Strengths and Weaknesses
Strengths:
- True model agnosticism with support for every major provider and local models
- Full agentic capabilities - file editing, terminal execution, browser automation, MCP extensibility
- Stays inside VS Code - no editor switch, no workflow disruption
- Human-in-the-loop approval system is thoughtful and secure
- Open-source (Apache 2.0) with active community and $32M in funding
- Real-time cost tracking for every task
Weaknesses:
- API costs are unpredictable and can significantly exceed subscription competitors
- Context window degradation on long conversations degrades quality
- Approval fatigue on multi-step tasks slows down workflows
- No built-in spending caps or budget alerts
- Browser automation requires compatible model (works best with Claude)
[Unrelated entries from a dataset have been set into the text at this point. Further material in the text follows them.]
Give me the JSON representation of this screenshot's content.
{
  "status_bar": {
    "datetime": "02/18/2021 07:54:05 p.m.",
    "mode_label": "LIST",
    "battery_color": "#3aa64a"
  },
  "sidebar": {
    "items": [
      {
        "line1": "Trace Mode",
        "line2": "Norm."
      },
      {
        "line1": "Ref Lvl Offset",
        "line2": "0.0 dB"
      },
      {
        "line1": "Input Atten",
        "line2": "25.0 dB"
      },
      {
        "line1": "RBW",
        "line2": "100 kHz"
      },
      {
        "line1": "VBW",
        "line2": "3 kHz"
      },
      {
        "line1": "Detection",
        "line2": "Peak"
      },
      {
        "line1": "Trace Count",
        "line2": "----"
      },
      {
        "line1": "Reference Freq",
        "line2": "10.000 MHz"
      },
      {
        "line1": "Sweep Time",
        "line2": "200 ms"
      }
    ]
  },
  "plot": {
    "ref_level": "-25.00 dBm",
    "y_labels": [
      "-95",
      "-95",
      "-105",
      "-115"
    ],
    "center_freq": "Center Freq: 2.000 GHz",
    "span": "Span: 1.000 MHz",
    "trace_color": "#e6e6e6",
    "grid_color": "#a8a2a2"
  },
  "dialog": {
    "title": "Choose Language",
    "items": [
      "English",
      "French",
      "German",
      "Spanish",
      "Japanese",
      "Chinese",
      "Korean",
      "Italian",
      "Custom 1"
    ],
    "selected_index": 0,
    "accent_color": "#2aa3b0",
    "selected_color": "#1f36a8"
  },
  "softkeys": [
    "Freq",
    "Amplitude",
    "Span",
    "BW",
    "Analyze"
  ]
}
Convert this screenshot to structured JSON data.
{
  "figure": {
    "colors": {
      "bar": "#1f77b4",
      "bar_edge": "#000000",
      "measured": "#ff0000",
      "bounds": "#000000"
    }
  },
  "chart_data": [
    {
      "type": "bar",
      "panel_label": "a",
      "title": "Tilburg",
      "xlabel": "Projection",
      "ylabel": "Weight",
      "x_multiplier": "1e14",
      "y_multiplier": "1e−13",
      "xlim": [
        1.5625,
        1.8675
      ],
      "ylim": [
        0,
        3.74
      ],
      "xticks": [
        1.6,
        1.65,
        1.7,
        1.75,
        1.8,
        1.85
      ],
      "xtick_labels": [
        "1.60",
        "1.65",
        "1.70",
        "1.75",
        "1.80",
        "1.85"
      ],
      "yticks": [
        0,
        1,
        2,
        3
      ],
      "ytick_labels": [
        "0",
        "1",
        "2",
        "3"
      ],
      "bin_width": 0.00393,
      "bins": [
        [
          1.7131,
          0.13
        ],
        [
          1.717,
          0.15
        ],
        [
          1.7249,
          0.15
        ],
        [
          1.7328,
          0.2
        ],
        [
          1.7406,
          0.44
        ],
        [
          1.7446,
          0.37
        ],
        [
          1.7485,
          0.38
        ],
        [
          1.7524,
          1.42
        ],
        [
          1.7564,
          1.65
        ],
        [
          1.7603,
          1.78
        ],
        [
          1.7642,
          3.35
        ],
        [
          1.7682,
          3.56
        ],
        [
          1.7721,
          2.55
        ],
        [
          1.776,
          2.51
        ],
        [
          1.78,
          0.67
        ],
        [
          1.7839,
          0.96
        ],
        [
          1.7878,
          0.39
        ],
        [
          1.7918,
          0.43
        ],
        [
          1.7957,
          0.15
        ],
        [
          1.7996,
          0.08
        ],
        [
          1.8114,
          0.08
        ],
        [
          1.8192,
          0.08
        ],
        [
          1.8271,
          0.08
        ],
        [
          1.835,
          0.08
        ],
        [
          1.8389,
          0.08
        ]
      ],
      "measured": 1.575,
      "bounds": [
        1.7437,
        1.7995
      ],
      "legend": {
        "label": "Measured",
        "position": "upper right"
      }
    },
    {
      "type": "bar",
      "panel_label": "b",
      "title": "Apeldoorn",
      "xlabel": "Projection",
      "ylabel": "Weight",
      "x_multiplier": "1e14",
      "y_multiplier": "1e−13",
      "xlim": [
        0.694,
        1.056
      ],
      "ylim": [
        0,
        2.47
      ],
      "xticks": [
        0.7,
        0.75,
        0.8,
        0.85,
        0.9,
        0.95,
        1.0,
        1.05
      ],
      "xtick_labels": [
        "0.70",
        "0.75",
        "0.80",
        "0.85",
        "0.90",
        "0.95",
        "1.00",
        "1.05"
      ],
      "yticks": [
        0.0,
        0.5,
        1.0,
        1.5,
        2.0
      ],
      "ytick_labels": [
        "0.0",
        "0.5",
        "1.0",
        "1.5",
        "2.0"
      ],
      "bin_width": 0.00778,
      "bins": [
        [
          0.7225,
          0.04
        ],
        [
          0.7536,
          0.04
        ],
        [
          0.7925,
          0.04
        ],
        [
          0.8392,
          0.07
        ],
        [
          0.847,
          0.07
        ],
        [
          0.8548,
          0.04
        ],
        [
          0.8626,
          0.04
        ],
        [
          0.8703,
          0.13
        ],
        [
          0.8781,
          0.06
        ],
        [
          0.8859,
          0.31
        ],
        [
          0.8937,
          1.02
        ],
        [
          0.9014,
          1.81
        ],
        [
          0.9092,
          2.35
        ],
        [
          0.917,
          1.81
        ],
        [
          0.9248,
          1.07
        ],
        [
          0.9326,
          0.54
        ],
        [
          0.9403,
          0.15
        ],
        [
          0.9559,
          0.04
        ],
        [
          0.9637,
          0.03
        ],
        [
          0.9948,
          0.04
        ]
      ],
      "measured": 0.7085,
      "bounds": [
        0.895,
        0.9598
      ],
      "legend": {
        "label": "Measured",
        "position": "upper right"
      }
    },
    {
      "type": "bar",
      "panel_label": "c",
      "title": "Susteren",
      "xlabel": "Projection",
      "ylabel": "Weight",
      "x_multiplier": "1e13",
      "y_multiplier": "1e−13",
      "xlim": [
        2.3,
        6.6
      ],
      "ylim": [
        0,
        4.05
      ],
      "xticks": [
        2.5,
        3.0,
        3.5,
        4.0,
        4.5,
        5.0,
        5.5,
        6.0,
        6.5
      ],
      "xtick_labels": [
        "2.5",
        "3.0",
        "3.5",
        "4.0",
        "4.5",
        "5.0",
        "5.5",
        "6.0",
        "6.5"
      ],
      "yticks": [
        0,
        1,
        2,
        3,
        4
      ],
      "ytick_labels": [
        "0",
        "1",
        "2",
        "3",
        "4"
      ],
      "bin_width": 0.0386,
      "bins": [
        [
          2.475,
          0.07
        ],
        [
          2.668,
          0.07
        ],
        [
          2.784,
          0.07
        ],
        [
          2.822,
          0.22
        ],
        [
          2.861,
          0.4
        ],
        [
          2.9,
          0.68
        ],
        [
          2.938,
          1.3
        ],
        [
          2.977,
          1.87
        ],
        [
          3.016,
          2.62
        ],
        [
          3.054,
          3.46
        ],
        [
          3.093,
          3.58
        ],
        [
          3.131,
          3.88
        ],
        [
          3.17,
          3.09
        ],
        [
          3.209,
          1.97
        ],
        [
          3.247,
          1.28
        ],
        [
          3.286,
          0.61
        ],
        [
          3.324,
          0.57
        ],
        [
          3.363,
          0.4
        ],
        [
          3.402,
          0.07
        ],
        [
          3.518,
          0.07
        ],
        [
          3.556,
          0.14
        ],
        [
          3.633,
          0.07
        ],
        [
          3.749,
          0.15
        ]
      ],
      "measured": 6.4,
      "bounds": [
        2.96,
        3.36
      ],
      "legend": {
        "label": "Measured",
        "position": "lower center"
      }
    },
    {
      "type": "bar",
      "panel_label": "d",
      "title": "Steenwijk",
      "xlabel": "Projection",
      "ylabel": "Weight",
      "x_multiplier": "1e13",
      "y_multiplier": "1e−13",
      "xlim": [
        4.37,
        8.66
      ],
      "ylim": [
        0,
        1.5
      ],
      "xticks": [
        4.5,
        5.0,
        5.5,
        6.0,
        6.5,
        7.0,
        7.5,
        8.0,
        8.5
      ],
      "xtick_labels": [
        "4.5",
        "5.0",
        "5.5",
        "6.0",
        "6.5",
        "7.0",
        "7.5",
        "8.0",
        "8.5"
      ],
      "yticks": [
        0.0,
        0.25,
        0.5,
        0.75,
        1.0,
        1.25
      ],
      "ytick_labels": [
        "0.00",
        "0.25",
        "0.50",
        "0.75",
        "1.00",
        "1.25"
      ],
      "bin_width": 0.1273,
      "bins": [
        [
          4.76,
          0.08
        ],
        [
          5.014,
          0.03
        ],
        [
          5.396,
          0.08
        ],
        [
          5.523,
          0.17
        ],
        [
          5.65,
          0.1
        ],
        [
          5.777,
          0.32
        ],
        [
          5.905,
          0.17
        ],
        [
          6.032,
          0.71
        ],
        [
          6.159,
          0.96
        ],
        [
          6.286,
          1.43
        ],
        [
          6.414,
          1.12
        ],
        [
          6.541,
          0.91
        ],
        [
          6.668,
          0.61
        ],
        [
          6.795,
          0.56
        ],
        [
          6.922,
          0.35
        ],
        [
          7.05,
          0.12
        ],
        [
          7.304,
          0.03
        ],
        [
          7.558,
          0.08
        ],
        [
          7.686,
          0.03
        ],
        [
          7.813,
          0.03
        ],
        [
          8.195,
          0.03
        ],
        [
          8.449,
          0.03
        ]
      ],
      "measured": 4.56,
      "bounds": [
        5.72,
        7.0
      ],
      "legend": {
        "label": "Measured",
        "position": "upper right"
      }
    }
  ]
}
- Quality is only as good as the model you choose to pay for
Verdict: 8.2/10
Cline is the best open-source coding agent available today, and it's the right tool for a specific kind of developer: someone who wants genuine agentic capabilities, values model freedom, prefers to stay in VS Code, and is comfortable managing their own API costs. If that describes you, Cline delivers. The Plan/Act workflow is polished, the MCP extensibility is forward-thinking, and the human-in-the-loop design strikes the right balance between autonomy and control.
It doesn't match Cursor's polish for pure inline coding assistance, and it can't compete with Copilot's ecosystem integration. But those tools ask you to give something up - your editor, your model choice, or your control over where your code gets sent. Cline asks you to give up nothing except a predictable monthly bill.
For an open-source project backed by a growing community and serious venture funding, that's a compelling trade.